In your greeting to the Church Council, you addressed some of the items coming to the ELCIC National Convention. Could you identify some of them? 
Two major processes in our church are bringing forth major resolutions. One is called “The Call to Faithfully Journey with Those Who Are Dying,” and also related motions on spiritual care, palliative care and mental health care. Canada has legalized assisted dying, so it’s become a really major topic of conversation.

The second major piece of work has been done by our Faith, Order and Doctrine Committee … they’re bringing forward a document called “Reimagining Our Church—Public Ministry in the ELCIC” to really think about the relationship between ordered ministries and mostly—and I’m delighted with this—lifting up the role of the ministry of the baptized and reminding us all that that’s our primary vocation. So we’ll be bringing forward a recommendation along with that to ordain deacons. We already ordain bishops; we’re different from you in that way.

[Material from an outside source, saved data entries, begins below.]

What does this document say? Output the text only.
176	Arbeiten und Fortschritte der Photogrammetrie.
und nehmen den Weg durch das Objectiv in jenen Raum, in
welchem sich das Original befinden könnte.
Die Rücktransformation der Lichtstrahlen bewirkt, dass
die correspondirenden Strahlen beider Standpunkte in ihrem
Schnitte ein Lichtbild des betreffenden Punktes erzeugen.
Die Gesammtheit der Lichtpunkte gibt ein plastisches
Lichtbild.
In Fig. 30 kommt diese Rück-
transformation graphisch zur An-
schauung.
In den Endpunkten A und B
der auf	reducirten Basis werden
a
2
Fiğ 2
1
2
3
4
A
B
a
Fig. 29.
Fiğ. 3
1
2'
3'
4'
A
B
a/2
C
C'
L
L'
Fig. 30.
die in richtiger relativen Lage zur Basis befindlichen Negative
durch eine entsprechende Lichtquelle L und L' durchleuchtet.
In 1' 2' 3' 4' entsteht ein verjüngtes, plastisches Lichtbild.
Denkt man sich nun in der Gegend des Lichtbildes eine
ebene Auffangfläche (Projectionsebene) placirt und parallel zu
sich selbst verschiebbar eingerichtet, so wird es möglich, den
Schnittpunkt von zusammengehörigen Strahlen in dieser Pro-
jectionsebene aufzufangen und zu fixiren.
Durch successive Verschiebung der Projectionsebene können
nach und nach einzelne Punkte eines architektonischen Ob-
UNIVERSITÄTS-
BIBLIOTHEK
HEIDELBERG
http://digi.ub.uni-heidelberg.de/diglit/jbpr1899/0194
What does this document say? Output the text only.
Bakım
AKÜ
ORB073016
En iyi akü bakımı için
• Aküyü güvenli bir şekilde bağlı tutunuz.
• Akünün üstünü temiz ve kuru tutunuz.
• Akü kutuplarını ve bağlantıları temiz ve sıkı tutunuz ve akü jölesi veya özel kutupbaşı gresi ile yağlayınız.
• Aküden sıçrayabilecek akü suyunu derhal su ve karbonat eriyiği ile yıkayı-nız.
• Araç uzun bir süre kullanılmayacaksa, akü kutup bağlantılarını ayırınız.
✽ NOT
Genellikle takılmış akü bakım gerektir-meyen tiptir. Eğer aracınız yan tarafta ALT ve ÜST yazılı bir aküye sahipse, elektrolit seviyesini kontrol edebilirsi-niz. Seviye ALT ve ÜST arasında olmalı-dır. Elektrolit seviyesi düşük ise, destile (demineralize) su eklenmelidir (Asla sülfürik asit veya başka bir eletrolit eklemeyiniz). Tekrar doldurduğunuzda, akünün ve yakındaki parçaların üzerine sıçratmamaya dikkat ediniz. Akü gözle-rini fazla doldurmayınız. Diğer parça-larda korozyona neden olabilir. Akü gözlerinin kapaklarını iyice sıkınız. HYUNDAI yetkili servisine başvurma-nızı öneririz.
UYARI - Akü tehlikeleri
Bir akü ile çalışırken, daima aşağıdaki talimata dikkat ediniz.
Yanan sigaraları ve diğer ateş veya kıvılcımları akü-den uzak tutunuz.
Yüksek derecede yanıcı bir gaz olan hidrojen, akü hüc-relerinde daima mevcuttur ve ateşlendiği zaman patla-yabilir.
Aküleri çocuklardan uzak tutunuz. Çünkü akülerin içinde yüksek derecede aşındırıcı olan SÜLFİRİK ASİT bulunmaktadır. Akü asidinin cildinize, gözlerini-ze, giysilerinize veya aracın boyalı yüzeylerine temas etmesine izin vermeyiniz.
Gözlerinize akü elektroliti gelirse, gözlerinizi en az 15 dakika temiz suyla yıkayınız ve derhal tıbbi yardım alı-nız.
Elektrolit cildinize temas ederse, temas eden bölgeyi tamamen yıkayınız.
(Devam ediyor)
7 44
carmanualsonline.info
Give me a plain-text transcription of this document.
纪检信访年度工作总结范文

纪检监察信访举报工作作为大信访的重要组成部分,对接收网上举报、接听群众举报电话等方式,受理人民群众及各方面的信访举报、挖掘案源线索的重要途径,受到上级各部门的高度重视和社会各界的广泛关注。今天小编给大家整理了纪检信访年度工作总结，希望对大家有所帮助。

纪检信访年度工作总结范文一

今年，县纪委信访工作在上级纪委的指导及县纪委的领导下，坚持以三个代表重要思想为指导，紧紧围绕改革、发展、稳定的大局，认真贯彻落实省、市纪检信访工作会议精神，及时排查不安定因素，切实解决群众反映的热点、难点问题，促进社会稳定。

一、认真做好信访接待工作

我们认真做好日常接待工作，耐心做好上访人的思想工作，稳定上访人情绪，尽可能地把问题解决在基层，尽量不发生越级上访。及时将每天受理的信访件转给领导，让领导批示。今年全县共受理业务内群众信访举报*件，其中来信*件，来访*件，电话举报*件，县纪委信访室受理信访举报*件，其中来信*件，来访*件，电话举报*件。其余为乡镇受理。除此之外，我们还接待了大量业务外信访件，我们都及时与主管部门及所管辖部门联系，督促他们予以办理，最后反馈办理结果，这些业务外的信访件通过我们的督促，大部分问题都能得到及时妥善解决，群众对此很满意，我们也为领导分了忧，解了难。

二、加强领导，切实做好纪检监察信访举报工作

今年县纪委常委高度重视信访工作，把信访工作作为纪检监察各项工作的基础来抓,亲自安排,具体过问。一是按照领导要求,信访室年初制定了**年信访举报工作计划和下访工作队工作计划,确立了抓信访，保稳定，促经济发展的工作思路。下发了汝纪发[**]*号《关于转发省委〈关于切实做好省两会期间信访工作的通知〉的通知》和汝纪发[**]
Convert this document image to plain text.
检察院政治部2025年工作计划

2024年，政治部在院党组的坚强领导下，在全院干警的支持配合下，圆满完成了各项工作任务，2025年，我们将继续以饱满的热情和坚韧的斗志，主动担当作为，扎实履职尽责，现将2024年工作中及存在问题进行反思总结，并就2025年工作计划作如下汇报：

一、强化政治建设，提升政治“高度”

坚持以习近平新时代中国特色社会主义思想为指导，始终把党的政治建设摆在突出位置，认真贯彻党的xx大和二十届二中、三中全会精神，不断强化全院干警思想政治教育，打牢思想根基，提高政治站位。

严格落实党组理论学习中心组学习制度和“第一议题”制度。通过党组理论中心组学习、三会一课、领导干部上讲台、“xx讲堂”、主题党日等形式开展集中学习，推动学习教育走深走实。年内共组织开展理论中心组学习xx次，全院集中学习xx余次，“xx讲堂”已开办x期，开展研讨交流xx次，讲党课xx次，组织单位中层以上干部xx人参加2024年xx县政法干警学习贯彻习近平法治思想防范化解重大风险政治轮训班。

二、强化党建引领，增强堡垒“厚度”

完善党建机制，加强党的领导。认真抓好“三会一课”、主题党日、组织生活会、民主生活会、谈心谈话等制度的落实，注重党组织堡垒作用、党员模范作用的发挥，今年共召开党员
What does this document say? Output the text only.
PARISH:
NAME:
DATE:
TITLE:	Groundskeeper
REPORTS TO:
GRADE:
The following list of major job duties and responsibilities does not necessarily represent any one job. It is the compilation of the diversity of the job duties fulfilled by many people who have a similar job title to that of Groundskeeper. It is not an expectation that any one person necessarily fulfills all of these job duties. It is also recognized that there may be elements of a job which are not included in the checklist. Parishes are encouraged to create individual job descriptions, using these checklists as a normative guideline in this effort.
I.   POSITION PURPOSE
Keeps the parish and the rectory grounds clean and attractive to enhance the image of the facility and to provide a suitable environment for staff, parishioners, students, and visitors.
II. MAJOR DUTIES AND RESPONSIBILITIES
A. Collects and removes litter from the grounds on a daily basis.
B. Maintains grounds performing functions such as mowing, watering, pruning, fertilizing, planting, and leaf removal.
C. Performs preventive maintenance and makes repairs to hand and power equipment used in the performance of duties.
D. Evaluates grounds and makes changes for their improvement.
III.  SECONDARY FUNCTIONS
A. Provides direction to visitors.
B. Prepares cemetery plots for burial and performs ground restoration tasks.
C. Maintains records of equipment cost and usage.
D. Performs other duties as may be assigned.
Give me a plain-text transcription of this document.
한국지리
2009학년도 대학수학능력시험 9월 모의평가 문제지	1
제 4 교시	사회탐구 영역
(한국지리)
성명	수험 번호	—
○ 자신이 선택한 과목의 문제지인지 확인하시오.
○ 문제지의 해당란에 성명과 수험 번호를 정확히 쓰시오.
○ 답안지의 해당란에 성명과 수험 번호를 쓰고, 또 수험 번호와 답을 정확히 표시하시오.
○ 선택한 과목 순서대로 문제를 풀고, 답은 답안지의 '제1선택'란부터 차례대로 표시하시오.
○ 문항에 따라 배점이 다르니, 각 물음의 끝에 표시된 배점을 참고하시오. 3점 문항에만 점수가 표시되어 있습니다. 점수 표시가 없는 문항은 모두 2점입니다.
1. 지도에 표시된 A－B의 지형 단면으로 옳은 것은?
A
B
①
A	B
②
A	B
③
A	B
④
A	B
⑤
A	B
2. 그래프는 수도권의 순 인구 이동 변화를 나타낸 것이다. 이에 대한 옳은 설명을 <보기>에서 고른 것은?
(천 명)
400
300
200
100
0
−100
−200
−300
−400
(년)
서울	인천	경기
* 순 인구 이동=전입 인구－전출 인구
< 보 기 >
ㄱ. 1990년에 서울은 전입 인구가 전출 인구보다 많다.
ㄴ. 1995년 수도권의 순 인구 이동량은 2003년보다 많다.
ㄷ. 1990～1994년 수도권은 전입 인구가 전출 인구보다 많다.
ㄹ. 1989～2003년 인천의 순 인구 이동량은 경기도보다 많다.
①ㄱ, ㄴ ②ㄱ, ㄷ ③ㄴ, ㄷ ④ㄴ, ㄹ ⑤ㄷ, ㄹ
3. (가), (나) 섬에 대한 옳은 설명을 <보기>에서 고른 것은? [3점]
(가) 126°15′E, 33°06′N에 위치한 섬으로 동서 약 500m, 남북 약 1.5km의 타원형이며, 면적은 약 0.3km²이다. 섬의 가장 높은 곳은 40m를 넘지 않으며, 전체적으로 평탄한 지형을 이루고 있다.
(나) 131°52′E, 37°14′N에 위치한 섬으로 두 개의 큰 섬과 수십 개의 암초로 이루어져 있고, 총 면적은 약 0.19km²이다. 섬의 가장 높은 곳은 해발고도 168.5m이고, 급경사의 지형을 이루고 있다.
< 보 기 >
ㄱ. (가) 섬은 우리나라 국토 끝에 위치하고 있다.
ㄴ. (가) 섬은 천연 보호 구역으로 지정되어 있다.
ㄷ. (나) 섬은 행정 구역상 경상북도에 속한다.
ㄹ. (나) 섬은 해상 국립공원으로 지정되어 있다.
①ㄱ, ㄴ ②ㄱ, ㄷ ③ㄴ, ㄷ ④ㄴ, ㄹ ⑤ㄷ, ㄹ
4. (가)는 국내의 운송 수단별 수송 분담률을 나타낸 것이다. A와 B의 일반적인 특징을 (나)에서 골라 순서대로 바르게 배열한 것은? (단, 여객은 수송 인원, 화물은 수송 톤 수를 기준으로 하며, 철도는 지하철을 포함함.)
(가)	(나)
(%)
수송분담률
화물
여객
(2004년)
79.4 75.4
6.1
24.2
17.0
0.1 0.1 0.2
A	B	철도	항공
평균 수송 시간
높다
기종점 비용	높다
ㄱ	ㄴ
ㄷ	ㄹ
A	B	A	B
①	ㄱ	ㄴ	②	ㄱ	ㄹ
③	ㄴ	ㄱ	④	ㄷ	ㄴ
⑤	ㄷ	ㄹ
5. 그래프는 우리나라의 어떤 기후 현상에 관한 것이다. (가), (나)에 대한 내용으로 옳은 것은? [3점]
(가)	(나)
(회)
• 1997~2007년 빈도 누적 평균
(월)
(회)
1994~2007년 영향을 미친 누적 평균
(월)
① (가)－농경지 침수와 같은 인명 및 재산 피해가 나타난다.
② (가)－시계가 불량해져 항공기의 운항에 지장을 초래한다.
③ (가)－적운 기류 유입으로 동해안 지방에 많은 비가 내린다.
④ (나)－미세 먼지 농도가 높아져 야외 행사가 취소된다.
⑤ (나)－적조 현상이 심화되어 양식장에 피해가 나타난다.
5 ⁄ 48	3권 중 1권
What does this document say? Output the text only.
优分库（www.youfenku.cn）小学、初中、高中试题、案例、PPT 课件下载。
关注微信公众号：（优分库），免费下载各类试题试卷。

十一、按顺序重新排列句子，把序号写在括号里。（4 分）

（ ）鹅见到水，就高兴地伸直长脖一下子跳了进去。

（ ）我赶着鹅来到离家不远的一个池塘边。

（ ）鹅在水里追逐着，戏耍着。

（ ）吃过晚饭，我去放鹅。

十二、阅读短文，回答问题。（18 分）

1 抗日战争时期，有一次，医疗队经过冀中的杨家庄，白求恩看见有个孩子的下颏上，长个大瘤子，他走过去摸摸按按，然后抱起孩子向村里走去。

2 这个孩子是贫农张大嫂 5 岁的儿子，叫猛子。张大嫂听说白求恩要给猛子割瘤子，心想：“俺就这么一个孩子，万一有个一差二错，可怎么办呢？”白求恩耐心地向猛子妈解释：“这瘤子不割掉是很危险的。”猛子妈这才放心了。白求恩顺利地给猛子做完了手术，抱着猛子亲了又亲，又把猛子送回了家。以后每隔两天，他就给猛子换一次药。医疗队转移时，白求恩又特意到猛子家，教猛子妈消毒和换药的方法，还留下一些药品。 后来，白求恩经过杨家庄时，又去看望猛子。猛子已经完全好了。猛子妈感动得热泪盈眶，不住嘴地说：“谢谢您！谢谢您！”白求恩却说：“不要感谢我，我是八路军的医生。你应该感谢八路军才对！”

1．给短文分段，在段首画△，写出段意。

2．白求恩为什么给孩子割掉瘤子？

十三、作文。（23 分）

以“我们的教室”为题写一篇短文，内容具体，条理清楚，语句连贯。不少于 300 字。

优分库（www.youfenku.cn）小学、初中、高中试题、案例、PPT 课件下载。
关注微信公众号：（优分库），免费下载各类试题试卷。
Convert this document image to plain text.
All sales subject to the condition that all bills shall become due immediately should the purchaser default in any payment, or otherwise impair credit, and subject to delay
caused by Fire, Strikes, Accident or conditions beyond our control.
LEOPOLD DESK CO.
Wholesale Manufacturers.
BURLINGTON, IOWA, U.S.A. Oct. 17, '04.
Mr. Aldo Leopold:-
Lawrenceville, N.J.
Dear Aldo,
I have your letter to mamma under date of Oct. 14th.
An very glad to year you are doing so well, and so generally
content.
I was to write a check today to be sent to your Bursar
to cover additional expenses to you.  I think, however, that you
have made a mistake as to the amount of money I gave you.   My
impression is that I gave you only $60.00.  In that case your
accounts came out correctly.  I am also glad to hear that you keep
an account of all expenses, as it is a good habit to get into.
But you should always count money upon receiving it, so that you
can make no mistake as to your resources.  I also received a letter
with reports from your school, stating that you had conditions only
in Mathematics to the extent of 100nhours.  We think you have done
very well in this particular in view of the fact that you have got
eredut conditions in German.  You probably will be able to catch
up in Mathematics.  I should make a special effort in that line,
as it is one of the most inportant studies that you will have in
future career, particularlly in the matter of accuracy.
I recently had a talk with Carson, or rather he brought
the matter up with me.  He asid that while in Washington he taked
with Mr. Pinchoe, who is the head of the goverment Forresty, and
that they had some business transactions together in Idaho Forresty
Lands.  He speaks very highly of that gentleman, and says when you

We are, over the next few years, going to have to re-vision how we are going to be church. And that’s exciting and scary at the same time.

We’ve got several motions coming forward related to creation care. The theme of our convention is “Called to Journey Together: The Ministry of Reconciliation.” In thematic presentations, we’ll be looking at reconciliation in terms of our relationship with indigenous peoples; in terms of our relationship with creation; and in terms of relationship with people of other faiths. We’re bringing forward a new program, if it’s approved, on Christian-Muslim engagement, done jointly with the Anglican Church of Canada, our only full-communion partner thus far. And, of course, all the other stuff that you’d expect—budgets and constitutional amendments that people just adore and elections, including national bishop.

In addition to the areas you mentioned, what are some of the most pressing issues the ELCIC has been addressing recently?
We’ve adopted a new strategic plan, and the first strategic goal we set for ourselves is called “Courageous Invitation.” We sound so bold and exciting, and yet, it is so hard to do. We are facing, like all major churches, decreases overall in numbers and finances, and because of our size, that’s getting to a critical state right now. And yet, when I visit some partner churches who are much, much smaller, I realize, “I can’t be complaining.” But we are, over the next few years, going to have to re-vision how we are going to be church. And that’s exciting and scary at the same time.

Related, one of the ELCA’s current central goals is developing vibrant, vital congregations. One aspect of meeting this goal has been in the recruitment and support of people across the church for leadership roles. Is the ELCIC working to address some of the same concerns?
The way we have done what we’ve called “Canadian mission” in the past has been to buy land, put in a pastor-developer, build a congregation and then literally build a church—and cripple a congregation with mortgage debt for years to come. That’s not working for us anymore. It’s not a financially sustainable model. So we’re [asking], “What are other ways that we can be creative and think about ways of growing communities?”

The other big thing I will be announcing at convention … [is that] we are launching what we’re calling “Living Our Faith: Pray, Read, Worship, Love.” I’m going to be inviting the church into a year of prayer, starting at convention, focusing on teaching and encouraging people in these basic aspects [of spiritual development]. I’m excited about that.

You and Bishop Eaton often speak or appear at the same events. What has the experience of working together, especially as women leading churches, meant to you?
It’s been wonderful. Not a lot of people have the kind of job that we have, and to be colleagues and friends is really important. We schedule monthly phone calls and have a chance to share joys and sorrows, both personally and professionally. I did that with Bishop Mark [Hanson] beforehand as well. But it is special to be two women leaders of churches, especially when we relate ecumenically with some of our partners [for whom] ordained women are not on the radar and, sometimes, internationally, where it’s a different kind of experience as well. It helps a lot to have a colleague and a friend.

John Potter
John G. Potter is a content editor of Living Lutheran.